- O Burj Al Arab, hotel ultraluxuoso de Dubai, fechará por dezoito meses para um projeto de restauração, encerrando um período de mais de vinte e cinco anos sem grandes intervenções.
- O hotel possui 198 suítes e ficou famoso por interiores opulentos, com 86.500 cristais Swarovski fixados à mão, mais de trinta tipos de mármore Statuario e cerca de 1.790 metros quadrados de folha de ouro 24 carat.
- O restauro tem à frente o arquiteto de interiores Tristan Auer, que buscará preservar o estilo artístico do prédio enquanto aprimora sua decoração.
- O anúncio ocorre após o Burj Al Arab ter sido atingido por destroços de um drone interceptado, em 1º de março, o que causou um incêndio limitado na fachada externa, segundo a Dubai Media Office.
- O grupo Jumeirah destacou que a restauração marca um novo capítulo para a propriedade, reiterando seu compromisso com padrões de excelência e preservação do legado da marca.
O Burj Al Arab, ícone de Dubai, vai fechar pela primeira vez em 25 anos para uma restauração de 18 meses. O hotel ultra luxuoso, que abriu em 1999, será repaginado para manter o mesmo cuidado com detalhes artísticos.

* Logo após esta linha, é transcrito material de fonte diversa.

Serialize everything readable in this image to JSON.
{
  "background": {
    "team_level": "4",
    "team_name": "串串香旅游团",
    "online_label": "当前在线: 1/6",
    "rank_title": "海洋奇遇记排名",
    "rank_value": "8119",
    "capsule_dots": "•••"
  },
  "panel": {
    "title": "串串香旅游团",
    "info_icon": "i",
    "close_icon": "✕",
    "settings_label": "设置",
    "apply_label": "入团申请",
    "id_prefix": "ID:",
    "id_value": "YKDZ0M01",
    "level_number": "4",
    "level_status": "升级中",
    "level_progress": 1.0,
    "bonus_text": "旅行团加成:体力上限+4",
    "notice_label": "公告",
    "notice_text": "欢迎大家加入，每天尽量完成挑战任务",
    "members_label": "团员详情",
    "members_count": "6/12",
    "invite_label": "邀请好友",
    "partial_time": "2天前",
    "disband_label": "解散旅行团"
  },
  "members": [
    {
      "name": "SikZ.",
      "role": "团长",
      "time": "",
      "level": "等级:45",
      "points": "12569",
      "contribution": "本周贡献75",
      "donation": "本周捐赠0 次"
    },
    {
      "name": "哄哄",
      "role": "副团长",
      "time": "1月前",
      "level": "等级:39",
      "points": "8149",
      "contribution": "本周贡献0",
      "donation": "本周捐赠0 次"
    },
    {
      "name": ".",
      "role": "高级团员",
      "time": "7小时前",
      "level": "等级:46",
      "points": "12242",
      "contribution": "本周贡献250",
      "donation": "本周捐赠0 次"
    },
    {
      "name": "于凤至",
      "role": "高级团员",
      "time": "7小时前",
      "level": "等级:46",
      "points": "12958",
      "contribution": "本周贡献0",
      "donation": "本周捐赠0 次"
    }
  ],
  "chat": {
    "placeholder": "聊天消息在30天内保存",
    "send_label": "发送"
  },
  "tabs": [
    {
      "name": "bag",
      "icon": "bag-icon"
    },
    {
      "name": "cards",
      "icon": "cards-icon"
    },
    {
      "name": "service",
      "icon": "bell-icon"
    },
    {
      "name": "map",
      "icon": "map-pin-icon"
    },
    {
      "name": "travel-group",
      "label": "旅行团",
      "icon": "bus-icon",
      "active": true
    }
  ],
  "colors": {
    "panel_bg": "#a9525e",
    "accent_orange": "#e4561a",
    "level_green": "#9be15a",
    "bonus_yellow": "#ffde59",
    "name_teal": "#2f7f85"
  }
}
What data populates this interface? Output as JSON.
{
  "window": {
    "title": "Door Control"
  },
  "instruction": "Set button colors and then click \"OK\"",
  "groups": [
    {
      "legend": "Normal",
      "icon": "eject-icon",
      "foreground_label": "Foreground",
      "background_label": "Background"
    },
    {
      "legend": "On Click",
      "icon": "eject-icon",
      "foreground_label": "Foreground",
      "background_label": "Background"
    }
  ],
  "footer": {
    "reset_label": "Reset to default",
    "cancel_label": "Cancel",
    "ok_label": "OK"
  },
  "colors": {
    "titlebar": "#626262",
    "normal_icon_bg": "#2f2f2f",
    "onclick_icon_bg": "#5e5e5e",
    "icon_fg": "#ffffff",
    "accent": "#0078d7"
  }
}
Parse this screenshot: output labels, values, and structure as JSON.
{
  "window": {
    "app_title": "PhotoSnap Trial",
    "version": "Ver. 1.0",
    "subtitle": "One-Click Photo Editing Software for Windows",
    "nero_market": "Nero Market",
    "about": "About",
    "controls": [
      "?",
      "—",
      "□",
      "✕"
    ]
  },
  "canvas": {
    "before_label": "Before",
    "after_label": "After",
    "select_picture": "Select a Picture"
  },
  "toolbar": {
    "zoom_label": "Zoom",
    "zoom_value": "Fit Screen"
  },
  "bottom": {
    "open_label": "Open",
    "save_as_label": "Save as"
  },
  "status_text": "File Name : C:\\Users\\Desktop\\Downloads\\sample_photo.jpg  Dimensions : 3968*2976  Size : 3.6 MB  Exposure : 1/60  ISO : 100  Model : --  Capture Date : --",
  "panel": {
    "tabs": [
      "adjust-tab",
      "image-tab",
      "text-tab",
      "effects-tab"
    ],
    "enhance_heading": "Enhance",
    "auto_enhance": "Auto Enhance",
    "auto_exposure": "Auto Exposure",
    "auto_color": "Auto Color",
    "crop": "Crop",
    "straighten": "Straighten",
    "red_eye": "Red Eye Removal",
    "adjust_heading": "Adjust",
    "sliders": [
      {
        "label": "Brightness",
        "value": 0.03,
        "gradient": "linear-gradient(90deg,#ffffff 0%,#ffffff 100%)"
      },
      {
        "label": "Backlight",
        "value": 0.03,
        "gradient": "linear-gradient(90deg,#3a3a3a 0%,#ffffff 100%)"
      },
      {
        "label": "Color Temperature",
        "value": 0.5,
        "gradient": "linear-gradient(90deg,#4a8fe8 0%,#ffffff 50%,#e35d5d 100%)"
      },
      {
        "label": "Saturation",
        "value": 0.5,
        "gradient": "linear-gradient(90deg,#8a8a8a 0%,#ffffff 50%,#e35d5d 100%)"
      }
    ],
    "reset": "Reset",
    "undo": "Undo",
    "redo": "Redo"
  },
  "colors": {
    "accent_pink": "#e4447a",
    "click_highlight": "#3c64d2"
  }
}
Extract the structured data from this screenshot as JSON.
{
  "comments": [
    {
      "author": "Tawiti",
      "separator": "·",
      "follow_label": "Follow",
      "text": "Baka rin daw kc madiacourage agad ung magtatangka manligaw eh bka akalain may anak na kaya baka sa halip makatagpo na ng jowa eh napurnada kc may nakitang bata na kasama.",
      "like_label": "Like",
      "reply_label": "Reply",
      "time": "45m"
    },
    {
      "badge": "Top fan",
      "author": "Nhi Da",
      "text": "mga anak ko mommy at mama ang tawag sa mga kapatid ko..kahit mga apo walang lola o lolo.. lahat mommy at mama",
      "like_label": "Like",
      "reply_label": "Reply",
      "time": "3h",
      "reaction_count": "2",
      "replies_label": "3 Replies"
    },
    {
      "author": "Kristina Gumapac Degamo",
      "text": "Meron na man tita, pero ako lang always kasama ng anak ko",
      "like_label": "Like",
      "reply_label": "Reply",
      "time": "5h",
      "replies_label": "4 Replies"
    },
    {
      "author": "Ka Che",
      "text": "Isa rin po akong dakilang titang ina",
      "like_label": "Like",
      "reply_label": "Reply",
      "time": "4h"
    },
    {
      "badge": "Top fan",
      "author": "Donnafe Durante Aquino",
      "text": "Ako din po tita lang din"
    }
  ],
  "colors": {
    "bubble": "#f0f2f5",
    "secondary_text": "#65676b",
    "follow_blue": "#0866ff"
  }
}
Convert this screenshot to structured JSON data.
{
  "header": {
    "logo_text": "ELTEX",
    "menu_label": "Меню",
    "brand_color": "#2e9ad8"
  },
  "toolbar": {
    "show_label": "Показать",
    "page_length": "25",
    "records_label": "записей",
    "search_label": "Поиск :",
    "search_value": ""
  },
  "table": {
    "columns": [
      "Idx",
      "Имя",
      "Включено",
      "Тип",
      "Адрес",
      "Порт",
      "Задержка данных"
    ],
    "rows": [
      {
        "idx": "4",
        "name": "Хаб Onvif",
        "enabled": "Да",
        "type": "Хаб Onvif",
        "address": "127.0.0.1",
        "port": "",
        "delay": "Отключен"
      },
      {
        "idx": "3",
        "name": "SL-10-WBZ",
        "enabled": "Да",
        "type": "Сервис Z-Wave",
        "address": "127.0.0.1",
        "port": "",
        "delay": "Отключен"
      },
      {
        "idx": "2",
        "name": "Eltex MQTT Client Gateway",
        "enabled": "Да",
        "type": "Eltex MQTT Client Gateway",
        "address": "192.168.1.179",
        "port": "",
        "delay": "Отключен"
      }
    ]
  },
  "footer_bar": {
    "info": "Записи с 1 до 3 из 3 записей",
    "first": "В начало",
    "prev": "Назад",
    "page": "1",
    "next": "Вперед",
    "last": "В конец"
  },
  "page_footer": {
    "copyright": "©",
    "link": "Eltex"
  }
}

Pertence à rede Jumeirah e tem 198 suítes. Destacam-se itens como o marble Statuario, milhares de cristas de Swarovski e folha de ouro de 24 quilates nas áreas internas. O projeto envolve conservação de obras de arte e design.
A restauração fica a cargo do arquiteto de interiores Tristan Auer, conhecido por projetos em Paris. Auber promete manter o espírito do edifício, atualizando a decoração com o mesmo rigor de preservação de uma obra artística.
O anúncio ocorre após um incidente em 1º de março, quando drones iranianos foram interceptados e parte da fachada externa sofreu fogo limitado. A Dubai Media Office informou o ocorrido sem detalhar danos adicionais.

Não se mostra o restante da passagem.